The main feature of podosomes is the F-actin-rich core, which depends on (N)-WASP-triggered activation of the Arp2/3 complex, thus likely consisting of branched actin filaments. The central branched network likely transitions into peripheral actin bundles. The core contains numerous actin regulators such as cortactin or cofilin and most importantly TKS5, a SRC kinase substrate that serves as a scaffold for a variety of podosome components. Oscillatory growth of the podosome core is the basis for podosome protrusion into the surrounding matrix, a prerequisite for podosome functions such as mechanosensing and matrix degradation.



The basal part of the podosome core is surrounded by a discontinuous ring of clusters consisting of adhesive plaque proteins. The ring complex contains proteins like talin-1 and paxillin, which are bound to the intracellular domains of integrins. Additionally, mechanosensitive proteins like vinculin can be recruited to the podosome ring due to a force-dependent exposure of crytpic binding sites. The respective force is generated by growth of the actin core and likely transmitted onto the ring through the lateral cables

The podosome cap is located on the dorsal side of podosomes and stretches over the upper part of the podosome core. The cap consists of actomyosin regulators such as the formin INF2, lymphocyte-specific protein-1 and α-actinin, and probably also regulators of the gradual transition from the branched core to the unbranched and bundled lateral filaments. The precise localization of the individual proteins into the different cap layers and their respective functions within the cap are currently not fully understood.

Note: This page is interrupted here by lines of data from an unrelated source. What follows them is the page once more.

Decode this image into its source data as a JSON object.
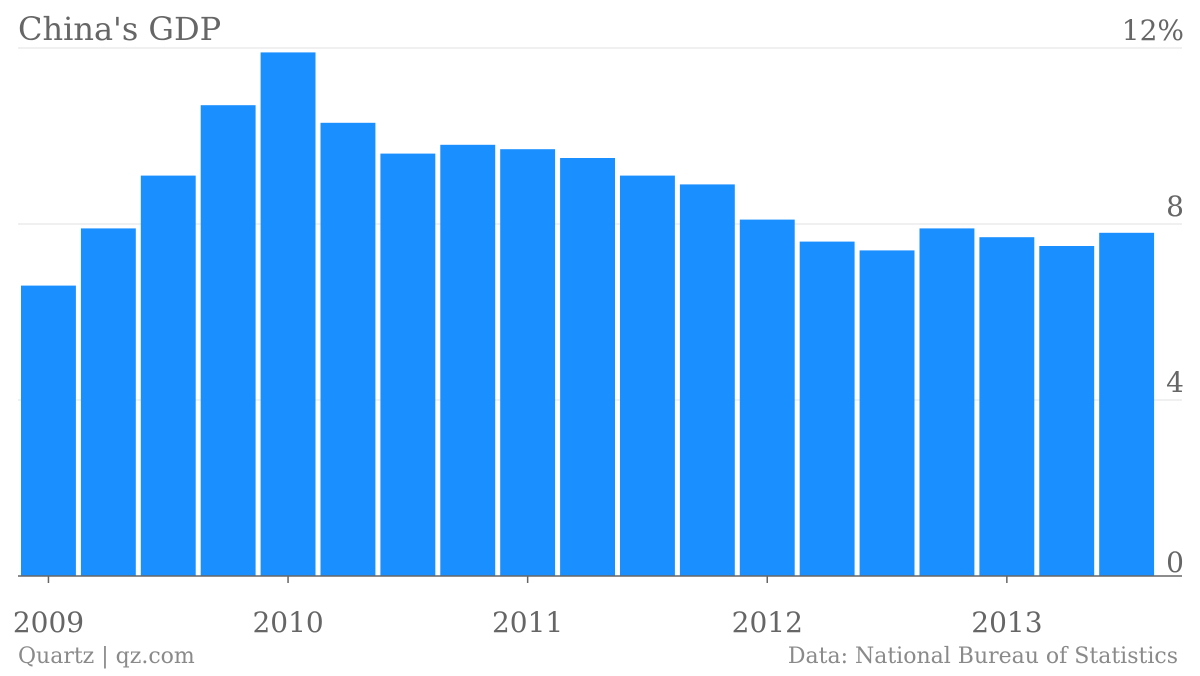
{
  "chart_data": {
    "type": "bar",
    "title": "China's GDP",
    "source": "Data: National Bureau of Statistics",
    "credit": "Quartz | qz.com",
    "ylim": [
      0,
      12
    ],
    "yticks": [
      "0",
      "4",
      "8",
      "12%"
    ],
    "xticks": [
      "2009",
      "2010",
      "2011",
      "2012",
      "2013"
    ],
    "bar_color": "#1a8fff",
    "grid": true,
    "categories": [
      "2009 Q1",
      "2009 Q2",
      "2009 Q3",
      "2009 Q4",
      "2010 Q1",
      "2010 Q2",
      "2010 Q3",
      "2010 Q4",
      "2011 Q1",
      "2011 Q2",
      "2011 Q3",
      "2011 Q4",
      "2012 Q1",
      "2012 Q2",
      "2012 Q3",
      "2012 Q4",
      "2013 Q1",
      "2013 Q2",
      "2013 Q3"
    ],
    "values": [
      6.6,
      7.9,
      9.1,
      10.7,
      11.9,
      10.3,
      9.6,
      9.8,
      9.7,
      9.5,
      9.1,
      8.9,
      8.1,
      7.6,
      7.4,
      7.9,
      7.7,
      7.5,
      7.8
    ]
  }
}
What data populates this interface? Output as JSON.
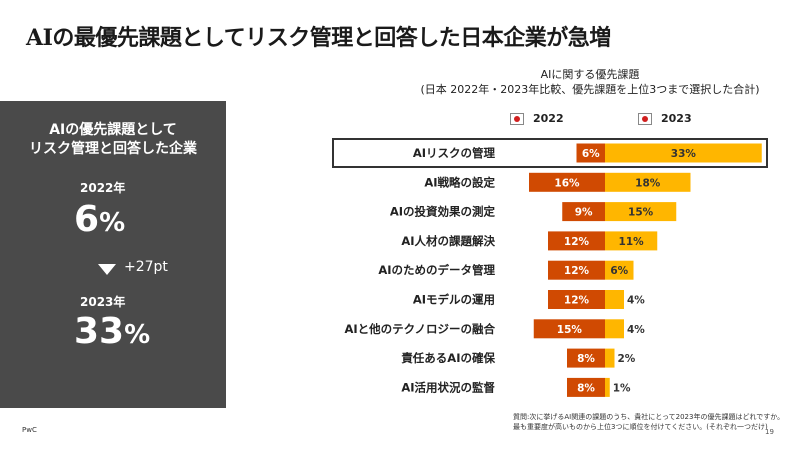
{
  "page": {
    "title": "AIの最優先課題としてリスク管理と回答した日本企業が急増",
    "brand": "PwC",
    "page_number": "19",
    "footnote_line1": "質問:次に挙げるAI関連の課題のうち、貴社にとって2023年の優先課題はどれですか。",
    "footnote_line2": "最も重要度が高いものから上位3つに順位を付けてください。(それぞれ一つだけ)"
  },
  "sidebar": {
    "heading_line1": "AIの優先課題として",
    "heading_line2": "リスク管理と回答した企業",
    "year_a": "2022年",
    "value_a": "6",
    "year_b": "2023年",
    "value_b": "33",
    "pct": "%",
    "diff": "+27pt"
  },
  "chart_data": {
    "type": "bar",
    "title": "AIに関する優先課題",
    "subtitle": "(日本 2022年・2023年比較、優先課題を上位3つまで選択した合計)",
    "categories": [
      "AIリスクの管理",
      "AI戦略の設定",
      "AIの投資効果の測定",
      "AI人材の課題解決",
      "AIのためのデータ管理",
      "AIモデルの運用",
      "AIと他のテクノロジーの融合",
      "責任あるAIの確保",
      "AI活用状況の監督"
    ],
    "series": [
      {
        "name": "2022",
        "values": [
          6,
          16,
          9,
          12,
          12,
          12,
          15,
          8,
          8
        ]
      },
      {
        "name": "2023",
        "values": [
          33,
          18,
          15,
          11,
          6,
          4,
          4,
          2,
          1
        ]
      }
    ],
    "layout": "diverging-butterfly",
    "legend_position": "top",
    "grid": false,
    "highlighted_category": "AIリスクの管理",
    "colors": {
      "2022": "#d04a02",
      "2023": "#ffb600"
    },
    "value_label_suffix": "%"
  }
}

The podosome cables consist of F-actin bundles which are interconnected by myosinIIA. The cables are divided into two different subsets, the lateral and the connecting cables. The lateral cables connect the top of the podosome core with the ring structure and likely transmit the mechanical forces needed to regulate ring protein recruitment. This force is mainly regulated by the polymerization of actin that drives podosome core growth. The dorsal connecting cables link individual podosomes into superstructures like clusters, rosettes and belts. They show a higher accumulation of myosin IIA than the lateral cables and are thus likely more contractile.